強固な精神力、大一番での強さ
“エース”ではなく、“真のエース”。その称号を得るのは簡単ではない。まず実績を積み上げることだ。わずか1、2年、中心投手として活躍しただけでは“にわかエース”に過ぎない。チーム全体、首脳陣、選手から信頼を集めるためには何よりも勝ち続けることだ。
ただ、勝つだけではいけない。点を取られずに勝つ。防御率も良くなければ周囲からの信頼も得られないだろう。もちろん1年間、先発ローテーションを守る屈強な体も必要だ。
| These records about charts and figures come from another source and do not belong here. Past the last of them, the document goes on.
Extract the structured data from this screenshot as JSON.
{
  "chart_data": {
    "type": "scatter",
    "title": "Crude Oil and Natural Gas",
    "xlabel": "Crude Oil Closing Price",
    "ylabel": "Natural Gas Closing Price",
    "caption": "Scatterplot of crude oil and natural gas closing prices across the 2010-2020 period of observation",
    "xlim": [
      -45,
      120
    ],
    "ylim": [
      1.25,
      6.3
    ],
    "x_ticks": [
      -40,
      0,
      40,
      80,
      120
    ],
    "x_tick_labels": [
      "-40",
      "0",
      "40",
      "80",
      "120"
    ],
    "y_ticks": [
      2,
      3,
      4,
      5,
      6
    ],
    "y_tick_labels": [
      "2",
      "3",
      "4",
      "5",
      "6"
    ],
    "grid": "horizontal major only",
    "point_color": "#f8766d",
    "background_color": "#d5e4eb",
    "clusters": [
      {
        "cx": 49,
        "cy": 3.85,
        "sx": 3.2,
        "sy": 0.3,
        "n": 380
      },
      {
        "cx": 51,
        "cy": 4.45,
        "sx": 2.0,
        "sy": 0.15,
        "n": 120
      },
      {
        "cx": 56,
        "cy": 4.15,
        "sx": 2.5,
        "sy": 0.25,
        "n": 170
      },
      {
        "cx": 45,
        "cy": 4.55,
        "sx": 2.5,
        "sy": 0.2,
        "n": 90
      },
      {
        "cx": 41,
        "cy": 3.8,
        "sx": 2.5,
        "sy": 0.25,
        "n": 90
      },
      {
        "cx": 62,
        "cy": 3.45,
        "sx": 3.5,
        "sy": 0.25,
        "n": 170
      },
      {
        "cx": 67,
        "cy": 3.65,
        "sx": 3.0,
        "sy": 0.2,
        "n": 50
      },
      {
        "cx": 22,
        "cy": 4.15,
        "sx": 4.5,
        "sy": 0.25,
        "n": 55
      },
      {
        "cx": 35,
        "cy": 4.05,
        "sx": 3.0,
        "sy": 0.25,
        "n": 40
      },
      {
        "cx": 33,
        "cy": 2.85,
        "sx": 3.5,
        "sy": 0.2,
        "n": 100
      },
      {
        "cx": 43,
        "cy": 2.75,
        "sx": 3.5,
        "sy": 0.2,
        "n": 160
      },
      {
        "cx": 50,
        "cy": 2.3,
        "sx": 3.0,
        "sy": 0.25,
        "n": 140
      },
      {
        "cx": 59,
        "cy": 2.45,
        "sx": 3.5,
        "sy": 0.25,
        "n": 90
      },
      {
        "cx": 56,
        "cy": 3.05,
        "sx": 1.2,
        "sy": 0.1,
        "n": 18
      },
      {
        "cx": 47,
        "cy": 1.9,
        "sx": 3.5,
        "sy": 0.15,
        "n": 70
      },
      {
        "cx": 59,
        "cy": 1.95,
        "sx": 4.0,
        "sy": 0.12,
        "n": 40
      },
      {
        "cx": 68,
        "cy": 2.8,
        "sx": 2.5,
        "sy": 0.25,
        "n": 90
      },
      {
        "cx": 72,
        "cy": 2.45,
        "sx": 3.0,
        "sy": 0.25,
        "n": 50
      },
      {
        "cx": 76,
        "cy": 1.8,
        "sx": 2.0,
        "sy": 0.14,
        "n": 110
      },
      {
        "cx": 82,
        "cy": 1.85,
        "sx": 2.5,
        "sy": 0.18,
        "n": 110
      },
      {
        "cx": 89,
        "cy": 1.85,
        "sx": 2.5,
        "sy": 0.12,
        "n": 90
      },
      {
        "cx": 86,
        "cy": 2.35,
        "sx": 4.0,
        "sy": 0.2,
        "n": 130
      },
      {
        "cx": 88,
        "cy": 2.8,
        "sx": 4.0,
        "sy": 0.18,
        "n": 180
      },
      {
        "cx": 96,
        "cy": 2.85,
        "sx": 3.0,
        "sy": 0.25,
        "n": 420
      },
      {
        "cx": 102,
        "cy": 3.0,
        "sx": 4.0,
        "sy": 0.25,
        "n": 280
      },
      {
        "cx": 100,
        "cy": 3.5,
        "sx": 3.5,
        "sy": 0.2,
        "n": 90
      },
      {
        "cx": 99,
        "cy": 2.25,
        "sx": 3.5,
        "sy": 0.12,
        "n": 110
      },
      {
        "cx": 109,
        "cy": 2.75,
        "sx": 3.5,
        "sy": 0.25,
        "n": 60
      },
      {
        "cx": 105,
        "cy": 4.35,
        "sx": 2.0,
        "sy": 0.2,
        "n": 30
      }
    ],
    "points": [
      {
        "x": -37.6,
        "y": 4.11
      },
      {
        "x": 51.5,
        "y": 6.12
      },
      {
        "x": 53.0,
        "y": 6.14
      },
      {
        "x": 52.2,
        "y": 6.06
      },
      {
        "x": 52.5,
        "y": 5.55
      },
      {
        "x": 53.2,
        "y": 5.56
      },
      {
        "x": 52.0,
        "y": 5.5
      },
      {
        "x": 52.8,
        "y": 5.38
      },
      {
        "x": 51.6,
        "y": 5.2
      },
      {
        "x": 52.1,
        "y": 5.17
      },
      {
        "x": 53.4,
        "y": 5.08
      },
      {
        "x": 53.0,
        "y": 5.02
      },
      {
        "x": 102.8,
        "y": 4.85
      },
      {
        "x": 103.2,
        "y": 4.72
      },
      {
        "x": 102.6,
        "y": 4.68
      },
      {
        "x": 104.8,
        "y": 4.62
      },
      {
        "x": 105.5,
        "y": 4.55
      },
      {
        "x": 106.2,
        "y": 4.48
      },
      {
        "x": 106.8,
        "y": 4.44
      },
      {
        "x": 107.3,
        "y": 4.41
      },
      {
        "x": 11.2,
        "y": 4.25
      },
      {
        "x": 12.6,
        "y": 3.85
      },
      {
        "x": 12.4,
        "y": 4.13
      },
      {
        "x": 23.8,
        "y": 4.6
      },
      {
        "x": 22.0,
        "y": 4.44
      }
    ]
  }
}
何事にも動じない強固な精神力、さらに大一番での強さも必須。チームが連敗しているときにそれを止める、またシーズンの行方を左右するポイントとなる試合、日本シリーズといった大舞台でしっかりと結果を残す投手でなければいけない。
私の現役時代ではNO.1は
山田久志か。アンダースローながら140キロを超えるストレートを投げ込む。何よりもプロ野球記録の12年連続開幕投手の記録を持つ。それが何よりの証だろう。近鉄には
鈴木啓示さん、
ロッテには
村田兆治もいた。彼らも“真のエース”だろう。村田は今でいうトミー・ジョン手術から復活。その生き様でもナインを力強くけん引した。セ・リーグには
巨人の
堀内恒夫さん、
高橋一三さん。そして大洋の
平松政次、
ヤクルトの
松岡弘もそうだろう。
西武コーチ時代で言えば相手チームでは近鉄の野茂英雄がNO.1だ。体の大きさを見れば分かるだろうが、非常にタフだった。野茂と対戦して、大量得点を取って打ち破った記憶はあまりない。勝利をつかむにしても、薄氷を踏む思いだった。コントロールが悪く、四球は多かったが、やはりあのフォーク。振らなければボールになるのだが、みんなスイングしてしまう。それほどストレートと見紛い、キレもあったのは間違いない。